After a number of carefully-planned, highly-publicized, and successful raids by the government, one or more will invariably end “badly.” Whether innocents are gunned down, a city block is burned to ash, or especially fierce resistance leads to a disastrously failed raid doesn’t particularly matter. What matters is that when illusion of the government’s invincibility and infallibility is broken, the hunters will become the hunted.

Do you think he is being paranoid? I don’t. I don’t want to see this come to pass but it looks more and more likely every day…

Colorized Civil War pics

Someone has taken the time to use modern colorizing and retouching tools to some old Civil War photographs, with breathtaking results–



From the comments: “Probably the most spectacular display of male facial hair growth I’ve ever seen” , heh. For an old Civil War buff (the South is full of ’em) it’s pretty cool to see these gentlemen come to life like this.

Moral Duty

Since everyone else seems to be having at Piers Morgan, shoot, I’ll have a go as well. Here’s Piers at his old pre-CNN job in Merrie Englande doing pretty much what he seems to be doing here:

Back in 2004, Piers Morgan was axed as editor-in-chief of the Daily Mirror, a British tabloid, for publishing photos of British soldiers who appeared to be abusing an Iraqi prisoner. They turned out to be fake.

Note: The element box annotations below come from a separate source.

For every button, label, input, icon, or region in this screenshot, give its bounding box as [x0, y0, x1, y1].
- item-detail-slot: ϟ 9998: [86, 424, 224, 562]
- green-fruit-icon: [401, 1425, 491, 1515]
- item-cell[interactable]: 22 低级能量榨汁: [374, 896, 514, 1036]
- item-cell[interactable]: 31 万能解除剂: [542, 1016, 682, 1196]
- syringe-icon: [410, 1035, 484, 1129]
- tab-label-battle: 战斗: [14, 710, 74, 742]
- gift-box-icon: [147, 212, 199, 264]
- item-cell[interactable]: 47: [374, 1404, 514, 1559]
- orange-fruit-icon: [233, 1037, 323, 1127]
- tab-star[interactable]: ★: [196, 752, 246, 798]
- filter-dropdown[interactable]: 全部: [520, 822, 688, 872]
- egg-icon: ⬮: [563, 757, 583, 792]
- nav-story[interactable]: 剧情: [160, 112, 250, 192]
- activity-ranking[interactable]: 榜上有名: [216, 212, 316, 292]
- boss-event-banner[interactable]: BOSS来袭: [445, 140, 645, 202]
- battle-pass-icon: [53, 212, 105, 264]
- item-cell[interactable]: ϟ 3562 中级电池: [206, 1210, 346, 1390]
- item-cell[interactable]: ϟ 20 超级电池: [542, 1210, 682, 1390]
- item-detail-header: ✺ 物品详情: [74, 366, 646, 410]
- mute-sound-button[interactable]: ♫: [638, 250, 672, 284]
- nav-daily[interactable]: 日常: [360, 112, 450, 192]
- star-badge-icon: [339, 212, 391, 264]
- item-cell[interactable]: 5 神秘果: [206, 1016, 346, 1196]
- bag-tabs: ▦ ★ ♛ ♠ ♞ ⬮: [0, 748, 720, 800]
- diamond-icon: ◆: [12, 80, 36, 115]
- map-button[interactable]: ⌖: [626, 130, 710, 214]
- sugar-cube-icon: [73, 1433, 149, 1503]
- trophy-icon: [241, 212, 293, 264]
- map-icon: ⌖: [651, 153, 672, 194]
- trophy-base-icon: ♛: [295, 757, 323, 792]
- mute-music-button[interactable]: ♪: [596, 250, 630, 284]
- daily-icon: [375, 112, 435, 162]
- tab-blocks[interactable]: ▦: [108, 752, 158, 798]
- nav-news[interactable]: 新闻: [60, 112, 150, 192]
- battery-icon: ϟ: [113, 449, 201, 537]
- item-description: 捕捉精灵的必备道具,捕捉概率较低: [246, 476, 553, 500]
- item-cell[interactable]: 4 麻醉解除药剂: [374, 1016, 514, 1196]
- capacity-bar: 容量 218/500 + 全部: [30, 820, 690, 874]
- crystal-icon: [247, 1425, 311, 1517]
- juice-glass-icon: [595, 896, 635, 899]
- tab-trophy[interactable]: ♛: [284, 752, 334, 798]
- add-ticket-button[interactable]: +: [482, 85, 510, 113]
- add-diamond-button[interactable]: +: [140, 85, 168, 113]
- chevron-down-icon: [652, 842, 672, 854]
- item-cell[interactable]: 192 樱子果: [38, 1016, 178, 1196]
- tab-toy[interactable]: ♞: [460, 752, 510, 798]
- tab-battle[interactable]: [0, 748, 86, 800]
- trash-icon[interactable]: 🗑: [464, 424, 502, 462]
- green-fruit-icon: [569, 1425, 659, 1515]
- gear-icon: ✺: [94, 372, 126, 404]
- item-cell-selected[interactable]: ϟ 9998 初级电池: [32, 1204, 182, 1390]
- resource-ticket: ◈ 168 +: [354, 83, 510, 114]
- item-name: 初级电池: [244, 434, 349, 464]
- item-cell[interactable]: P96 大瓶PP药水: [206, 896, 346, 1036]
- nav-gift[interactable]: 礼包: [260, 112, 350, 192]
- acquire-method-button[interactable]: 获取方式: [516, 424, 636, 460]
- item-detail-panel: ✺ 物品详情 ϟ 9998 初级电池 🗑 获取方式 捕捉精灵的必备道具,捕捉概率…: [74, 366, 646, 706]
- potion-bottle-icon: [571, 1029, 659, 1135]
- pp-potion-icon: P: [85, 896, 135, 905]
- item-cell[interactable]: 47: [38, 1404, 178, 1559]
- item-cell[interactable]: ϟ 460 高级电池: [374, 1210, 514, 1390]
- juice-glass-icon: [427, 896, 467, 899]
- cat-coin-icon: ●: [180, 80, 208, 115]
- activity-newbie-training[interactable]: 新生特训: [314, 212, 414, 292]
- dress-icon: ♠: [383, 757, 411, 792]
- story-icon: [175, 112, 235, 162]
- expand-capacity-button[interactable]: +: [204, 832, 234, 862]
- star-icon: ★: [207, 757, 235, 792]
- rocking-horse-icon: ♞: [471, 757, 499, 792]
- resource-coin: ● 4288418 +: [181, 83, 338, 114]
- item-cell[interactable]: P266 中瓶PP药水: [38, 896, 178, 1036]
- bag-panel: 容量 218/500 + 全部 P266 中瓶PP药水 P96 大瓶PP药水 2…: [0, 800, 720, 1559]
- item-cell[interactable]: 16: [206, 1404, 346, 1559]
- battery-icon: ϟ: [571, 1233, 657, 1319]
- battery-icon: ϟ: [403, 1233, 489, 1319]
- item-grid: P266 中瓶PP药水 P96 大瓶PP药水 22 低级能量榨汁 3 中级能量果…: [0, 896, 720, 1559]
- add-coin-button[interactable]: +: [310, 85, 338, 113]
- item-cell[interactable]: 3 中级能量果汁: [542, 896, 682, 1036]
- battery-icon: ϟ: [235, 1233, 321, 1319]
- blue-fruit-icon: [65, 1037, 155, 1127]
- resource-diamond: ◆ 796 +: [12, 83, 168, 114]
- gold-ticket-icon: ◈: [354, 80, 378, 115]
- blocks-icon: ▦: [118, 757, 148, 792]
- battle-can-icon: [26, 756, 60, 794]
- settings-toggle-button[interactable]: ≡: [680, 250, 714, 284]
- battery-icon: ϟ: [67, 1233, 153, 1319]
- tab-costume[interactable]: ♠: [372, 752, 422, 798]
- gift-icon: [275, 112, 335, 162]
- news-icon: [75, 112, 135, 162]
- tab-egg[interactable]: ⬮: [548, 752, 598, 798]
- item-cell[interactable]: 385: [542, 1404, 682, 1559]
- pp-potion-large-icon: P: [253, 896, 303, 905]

Morgan also says he feels “vindicated” and that he has no regrets: “I feel like it was a moral duty … Sometimes you have to make a stand as an editor.”

Nice guy. Hope you never need for those fellows to have your back, Piers.

In all fairness, though, I disagree with those who want to deport him. For one thing, a vocal group from across the pond have started their own petition to please not send him back, they don’t want him. Also, there is that pesky First Amendment- I mean, what’s good for us should be good for him as well.

It also seems to be a good thing, to me at least, to have him around to remind us of why those shots were fired at Concord not all that long ago.